Jacob Kaplan-Moss

Today I Learned…

Stop storing credentials in plaintext part #624: gspread edition

Here’s how to safely store and use credentials for the Python gspread library, a Python API for Google Sheets.

Background: How To Keep A Secret, by Glyph The most relevant parts start around 15:00, but watch the whole thing, it’s great and worth your time.

Pre-requisites

Install keyring: pip install keyring or equivalent.

Storing credentials

Create service account credentials as explained in the gspread docs. This ends with you having a JSON credentials file on your disk somewhere (unacceptable).

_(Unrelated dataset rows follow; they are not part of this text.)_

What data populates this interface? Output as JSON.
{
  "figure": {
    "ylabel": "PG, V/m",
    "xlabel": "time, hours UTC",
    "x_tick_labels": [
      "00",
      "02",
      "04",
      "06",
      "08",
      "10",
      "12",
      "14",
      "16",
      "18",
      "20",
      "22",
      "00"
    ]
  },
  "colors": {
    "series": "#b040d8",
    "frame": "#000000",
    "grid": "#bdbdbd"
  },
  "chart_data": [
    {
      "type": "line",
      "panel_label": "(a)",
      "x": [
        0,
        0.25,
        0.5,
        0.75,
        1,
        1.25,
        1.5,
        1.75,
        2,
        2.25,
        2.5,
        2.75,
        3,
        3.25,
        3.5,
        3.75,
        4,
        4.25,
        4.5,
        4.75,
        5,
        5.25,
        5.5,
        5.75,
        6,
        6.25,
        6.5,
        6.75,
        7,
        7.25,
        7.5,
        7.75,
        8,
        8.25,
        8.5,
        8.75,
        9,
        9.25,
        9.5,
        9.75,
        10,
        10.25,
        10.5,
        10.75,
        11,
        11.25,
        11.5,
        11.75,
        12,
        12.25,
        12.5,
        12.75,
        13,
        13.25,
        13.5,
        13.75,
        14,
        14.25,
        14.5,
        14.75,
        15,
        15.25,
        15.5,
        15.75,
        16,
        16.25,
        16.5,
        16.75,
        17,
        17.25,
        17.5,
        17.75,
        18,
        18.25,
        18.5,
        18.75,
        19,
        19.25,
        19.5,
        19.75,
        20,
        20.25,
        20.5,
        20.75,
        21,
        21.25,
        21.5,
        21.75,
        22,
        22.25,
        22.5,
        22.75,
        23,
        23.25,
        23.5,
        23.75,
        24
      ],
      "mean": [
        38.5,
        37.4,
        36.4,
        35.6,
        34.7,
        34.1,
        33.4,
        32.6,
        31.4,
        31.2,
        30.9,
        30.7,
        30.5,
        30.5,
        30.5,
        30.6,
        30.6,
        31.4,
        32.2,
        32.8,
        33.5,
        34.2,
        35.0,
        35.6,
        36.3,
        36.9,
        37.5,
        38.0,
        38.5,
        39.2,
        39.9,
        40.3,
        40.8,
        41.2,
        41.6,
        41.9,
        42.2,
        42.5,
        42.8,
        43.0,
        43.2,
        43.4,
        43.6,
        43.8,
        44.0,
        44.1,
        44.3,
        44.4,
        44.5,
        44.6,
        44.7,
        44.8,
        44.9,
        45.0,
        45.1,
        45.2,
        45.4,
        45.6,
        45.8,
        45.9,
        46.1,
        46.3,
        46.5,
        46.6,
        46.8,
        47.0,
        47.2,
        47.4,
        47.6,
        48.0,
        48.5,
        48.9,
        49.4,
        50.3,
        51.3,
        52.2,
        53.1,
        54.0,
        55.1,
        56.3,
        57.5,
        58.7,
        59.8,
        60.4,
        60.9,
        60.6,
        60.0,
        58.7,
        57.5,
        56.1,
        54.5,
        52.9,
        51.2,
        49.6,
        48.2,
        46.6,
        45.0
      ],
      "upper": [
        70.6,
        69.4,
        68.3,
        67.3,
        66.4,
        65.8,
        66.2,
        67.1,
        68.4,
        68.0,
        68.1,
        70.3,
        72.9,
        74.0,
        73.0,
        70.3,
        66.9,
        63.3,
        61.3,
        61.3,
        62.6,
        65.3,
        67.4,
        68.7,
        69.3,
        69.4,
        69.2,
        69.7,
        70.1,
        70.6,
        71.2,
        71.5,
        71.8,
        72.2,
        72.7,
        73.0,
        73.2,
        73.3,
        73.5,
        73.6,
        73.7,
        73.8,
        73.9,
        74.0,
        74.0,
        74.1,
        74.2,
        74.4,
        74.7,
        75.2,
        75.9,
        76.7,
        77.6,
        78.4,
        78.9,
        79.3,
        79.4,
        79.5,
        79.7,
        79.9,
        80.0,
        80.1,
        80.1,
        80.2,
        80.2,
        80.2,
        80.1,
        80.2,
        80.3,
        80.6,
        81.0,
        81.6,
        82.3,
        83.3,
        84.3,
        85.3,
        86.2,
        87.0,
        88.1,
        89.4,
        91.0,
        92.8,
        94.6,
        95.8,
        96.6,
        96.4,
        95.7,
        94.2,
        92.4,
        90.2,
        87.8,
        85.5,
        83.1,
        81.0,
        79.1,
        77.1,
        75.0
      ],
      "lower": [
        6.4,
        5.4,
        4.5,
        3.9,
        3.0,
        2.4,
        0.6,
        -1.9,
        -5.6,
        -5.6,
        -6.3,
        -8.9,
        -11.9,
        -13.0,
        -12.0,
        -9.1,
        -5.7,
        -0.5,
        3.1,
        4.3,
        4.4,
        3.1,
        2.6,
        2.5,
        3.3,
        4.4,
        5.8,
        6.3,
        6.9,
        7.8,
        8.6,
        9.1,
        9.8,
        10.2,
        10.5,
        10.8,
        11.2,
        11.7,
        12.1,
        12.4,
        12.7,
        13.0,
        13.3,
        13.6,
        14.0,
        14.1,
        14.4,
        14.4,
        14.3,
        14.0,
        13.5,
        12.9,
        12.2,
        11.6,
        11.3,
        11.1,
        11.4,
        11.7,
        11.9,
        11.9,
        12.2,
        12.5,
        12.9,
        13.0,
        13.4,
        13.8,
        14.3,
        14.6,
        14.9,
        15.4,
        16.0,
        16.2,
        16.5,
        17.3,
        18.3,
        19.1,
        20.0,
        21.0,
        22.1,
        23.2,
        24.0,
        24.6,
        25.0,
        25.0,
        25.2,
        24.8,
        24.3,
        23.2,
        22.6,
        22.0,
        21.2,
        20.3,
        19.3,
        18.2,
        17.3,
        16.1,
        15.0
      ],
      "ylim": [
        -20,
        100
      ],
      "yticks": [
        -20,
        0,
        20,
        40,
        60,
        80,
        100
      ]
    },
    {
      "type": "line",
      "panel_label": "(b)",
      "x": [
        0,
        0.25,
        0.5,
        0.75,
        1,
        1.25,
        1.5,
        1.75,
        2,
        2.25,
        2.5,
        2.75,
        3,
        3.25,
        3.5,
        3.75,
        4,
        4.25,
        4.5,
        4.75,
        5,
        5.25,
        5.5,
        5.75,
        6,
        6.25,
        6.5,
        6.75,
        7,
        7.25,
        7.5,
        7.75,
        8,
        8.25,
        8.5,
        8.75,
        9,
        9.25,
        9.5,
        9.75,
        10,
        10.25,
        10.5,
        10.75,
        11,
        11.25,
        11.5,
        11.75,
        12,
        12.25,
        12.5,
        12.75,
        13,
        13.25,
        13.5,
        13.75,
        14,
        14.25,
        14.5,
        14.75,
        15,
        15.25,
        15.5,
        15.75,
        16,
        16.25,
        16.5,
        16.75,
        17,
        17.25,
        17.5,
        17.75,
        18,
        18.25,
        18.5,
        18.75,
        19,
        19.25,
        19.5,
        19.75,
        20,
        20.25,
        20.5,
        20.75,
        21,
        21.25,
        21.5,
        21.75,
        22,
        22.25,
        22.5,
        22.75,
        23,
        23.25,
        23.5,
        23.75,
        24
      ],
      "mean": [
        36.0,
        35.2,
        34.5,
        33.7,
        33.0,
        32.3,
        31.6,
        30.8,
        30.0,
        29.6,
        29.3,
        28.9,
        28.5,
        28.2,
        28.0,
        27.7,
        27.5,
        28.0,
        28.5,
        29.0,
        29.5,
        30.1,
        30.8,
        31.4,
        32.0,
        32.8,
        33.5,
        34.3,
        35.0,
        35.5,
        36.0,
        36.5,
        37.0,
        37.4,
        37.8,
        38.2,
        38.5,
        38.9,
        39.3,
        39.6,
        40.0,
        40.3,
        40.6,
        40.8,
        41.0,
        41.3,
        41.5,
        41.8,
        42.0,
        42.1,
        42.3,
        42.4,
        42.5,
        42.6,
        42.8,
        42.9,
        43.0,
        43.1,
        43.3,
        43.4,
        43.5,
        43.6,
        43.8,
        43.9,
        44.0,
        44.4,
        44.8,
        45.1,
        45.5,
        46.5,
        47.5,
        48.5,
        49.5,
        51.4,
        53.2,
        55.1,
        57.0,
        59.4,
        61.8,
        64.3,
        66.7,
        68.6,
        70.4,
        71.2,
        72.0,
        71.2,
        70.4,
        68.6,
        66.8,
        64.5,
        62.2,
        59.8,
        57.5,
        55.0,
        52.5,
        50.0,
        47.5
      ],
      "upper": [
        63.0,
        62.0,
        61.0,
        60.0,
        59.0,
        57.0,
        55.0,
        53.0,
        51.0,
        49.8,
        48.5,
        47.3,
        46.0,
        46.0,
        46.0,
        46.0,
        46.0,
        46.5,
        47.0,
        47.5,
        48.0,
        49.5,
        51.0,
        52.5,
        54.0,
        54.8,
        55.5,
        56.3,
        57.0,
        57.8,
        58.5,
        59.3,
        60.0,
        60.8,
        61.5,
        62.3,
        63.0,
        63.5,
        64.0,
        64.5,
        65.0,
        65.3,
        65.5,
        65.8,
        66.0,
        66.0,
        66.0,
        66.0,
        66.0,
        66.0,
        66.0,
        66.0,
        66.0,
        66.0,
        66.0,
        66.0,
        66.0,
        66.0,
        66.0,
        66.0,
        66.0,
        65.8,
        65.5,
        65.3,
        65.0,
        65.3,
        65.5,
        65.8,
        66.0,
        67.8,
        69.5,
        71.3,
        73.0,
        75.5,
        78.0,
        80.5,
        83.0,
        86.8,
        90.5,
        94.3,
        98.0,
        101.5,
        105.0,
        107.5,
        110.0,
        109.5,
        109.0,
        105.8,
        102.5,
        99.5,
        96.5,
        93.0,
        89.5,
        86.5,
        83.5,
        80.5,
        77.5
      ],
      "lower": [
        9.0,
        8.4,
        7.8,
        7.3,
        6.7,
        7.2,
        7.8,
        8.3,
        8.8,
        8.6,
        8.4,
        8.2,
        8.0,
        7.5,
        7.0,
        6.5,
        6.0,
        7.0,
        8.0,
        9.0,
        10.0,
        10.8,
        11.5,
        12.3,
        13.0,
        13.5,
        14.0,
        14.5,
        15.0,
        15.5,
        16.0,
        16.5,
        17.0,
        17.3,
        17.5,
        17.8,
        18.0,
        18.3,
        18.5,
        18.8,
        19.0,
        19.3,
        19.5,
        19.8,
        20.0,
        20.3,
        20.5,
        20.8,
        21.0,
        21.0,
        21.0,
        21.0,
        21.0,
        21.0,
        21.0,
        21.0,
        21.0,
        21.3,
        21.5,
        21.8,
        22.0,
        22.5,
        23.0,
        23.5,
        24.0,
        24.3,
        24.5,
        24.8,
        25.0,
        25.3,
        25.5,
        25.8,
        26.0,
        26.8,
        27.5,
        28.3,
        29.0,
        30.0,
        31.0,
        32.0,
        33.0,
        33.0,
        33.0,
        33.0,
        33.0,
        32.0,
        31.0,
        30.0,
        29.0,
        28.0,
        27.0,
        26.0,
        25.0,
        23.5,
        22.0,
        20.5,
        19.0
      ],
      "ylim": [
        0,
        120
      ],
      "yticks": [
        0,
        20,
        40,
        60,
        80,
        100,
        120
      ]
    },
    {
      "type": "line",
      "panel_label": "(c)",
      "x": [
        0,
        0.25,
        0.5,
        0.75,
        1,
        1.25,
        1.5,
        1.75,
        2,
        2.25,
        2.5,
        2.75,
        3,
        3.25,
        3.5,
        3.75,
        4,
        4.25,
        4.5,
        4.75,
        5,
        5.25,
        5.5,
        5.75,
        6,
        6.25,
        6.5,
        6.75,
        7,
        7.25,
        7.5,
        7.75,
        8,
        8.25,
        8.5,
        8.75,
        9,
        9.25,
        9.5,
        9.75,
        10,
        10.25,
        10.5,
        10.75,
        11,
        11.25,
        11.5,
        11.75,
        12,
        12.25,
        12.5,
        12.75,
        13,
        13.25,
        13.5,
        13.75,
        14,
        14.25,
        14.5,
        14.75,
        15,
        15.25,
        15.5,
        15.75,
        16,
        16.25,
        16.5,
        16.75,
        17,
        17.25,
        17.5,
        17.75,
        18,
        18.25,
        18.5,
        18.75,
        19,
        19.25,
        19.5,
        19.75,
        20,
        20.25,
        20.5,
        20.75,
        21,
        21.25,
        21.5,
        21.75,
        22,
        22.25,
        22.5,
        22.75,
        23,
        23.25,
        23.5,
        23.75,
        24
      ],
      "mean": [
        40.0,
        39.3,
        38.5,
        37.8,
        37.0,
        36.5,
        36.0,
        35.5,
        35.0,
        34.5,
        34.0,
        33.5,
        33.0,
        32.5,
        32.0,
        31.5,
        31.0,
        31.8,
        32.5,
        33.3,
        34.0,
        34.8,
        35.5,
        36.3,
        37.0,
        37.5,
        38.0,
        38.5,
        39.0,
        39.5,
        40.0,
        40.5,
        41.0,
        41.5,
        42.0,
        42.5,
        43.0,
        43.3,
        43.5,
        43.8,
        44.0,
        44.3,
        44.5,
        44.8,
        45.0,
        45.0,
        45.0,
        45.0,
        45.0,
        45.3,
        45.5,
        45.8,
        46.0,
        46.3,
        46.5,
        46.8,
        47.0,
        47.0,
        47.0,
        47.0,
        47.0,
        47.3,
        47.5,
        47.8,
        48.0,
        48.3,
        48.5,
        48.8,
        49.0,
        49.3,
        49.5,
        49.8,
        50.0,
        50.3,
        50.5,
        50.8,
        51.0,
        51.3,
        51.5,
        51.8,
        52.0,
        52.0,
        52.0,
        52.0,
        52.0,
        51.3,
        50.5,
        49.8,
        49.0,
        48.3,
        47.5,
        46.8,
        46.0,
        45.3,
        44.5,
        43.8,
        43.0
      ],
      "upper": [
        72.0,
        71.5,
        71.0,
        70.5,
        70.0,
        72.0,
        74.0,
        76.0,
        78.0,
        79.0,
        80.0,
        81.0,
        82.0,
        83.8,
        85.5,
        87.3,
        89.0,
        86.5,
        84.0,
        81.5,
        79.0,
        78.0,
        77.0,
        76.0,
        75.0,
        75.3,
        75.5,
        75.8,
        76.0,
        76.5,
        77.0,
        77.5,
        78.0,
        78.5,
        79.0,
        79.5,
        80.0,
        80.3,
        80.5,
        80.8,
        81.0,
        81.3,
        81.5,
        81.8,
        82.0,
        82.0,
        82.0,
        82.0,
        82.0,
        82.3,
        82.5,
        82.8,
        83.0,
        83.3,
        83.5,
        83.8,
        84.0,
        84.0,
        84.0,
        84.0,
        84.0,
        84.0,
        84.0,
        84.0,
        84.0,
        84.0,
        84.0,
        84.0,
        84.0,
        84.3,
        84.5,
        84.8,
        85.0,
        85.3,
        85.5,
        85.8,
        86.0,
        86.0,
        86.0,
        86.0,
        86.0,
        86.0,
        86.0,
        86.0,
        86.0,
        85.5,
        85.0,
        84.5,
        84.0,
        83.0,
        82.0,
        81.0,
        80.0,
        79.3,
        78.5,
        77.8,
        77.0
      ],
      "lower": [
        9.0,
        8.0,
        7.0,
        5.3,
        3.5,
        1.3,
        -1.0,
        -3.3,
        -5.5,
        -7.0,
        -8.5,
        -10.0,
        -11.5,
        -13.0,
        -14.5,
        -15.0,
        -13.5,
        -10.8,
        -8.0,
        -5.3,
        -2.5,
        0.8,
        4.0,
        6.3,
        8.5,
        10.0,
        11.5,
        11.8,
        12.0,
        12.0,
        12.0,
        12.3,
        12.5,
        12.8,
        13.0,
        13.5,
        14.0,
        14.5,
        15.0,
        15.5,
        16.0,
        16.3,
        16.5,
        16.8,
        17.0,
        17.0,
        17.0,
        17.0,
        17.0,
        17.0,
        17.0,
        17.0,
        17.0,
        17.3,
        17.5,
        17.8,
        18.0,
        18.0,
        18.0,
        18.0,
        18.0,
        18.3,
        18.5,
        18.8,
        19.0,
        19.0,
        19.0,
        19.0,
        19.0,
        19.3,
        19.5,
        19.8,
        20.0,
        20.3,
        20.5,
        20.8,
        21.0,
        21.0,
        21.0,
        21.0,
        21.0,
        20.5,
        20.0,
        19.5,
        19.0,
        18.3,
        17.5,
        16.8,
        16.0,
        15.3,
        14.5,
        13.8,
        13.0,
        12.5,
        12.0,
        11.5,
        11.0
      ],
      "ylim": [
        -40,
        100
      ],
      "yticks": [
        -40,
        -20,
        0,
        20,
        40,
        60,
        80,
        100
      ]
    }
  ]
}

Import the installed credentials into your keychain:

python -m keyring set gspread credentials < path/to/credentials.json

gspread and credentials are arbitrary values here – they’re a “service” and “username” value, but they can be whatever. They’re not secret values.

You can verify that you’ve done it correctly by running:

python -m keyring get gspread credentials

Now delete that credentials file.

Reading credentials and authorizing gspread

Hard part done, now you just need to auth the gspread library against the creds stored in your keychain. The key is using the (undocumented 🙁) service_account_from_dict method:

import json
import keyring
import gspread

credentials = keyring.get_password("gspread", "credentials")
client = gspread.service_account_from_dict(json.loads(credentials))

Those arguments (gspread and credentials) are the same service/username values you provided above.

Now you can use that client object as documented in the gspread docs. Congratulations, one less poor security practice!